In a statement carried by the official WAFA news agency, Palestinian President Mahmoud Abbas praised Shahid as “a model of diplomacy committed to the values of freedom, justice and peace,” and said she “remained faithful to her people’s message until her final days.” Abbas’s remarks highlighted the role Shahid played in projecting Palestinian positions abroad, including in European diplomatic circles.
Shahid was born in Beirut in 1949, a year after the war surrounding Israel’s establishment, when hundreds of thousands of Palestinians fled or were driven from their homes, the AP reported. Her parents were from Jerusalem and what is now northern Israel. After working in Palestinian refugee camps, she traveled to Paris in the 1970s to pursue a Ph.D. in anthropology.
In 1976, Shahid was elected head of the Palestinian student union in France. She then returned to Beirut in 1982 during the Sabra and Shatila massacre, when Israeli-backed Lebanese Christian militiamen killed hundreds of Palestinian men, women and children in two refugee camps, according to the AP account.

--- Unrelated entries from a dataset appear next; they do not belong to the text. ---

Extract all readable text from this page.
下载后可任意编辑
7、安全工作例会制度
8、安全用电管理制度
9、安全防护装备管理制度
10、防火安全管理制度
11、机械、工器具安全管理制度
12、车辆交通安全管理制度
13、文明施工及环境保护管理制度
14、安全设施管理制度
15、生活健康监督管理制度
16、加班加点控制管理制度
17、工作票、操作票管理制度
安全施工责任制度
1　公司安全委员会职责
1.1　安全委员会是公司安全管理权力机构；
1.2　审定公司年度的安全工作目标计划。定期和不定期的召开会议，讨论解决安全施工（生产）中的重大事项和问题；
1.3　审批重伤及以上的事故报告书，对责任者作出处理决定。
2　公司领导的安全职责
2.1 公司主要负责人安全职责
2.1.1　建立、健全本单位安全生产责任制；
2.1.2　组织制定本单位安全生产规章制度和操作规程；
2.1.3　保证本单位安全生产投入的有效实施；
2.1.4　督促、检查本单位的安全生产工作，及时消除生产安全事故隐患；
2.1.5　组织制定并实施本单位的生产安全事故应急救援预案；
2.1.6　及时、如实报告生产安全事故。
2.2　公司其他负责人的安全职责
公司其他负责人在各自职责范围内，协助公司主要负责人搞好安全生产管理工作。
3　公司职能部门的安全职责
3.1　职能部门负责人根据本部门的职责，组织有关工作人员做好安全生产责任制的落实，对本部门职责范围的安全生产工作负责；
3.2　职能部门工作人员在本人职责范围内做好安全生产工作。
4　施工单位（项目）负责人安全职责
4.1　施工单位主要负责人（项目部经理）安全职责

The Palestine Liberation Organization posted Shahid to Ireland in 1989, making her the first female Palestinian ambassador, and she was posted to the Netherlands the following year. From 1993 until 2005, she served as the Palestinian envoy to France, a tenure that the AP said coincided with the height of the peace process and the outbreak of the second Palestinian uprising, or intifada, in 2000.
Shahid was also in France with Palestinian leader Yasser Arafat in his final days before his death in a French military hospital in 2004, the AP reported. Later, from 2006 to 2014, she served as the Palestinian envoy to the European Union, Belgium and Luxembourg.
Outside of her diplomatic posts, Shahid was also the longtime director of “The Review of Palestinian Studies,” a French-language periodical focused on the history of the conflict, the AP said. Her death closes a long career that linked academic training, diaspora activism and official diplomacy during major turning points in the Palestinian national story.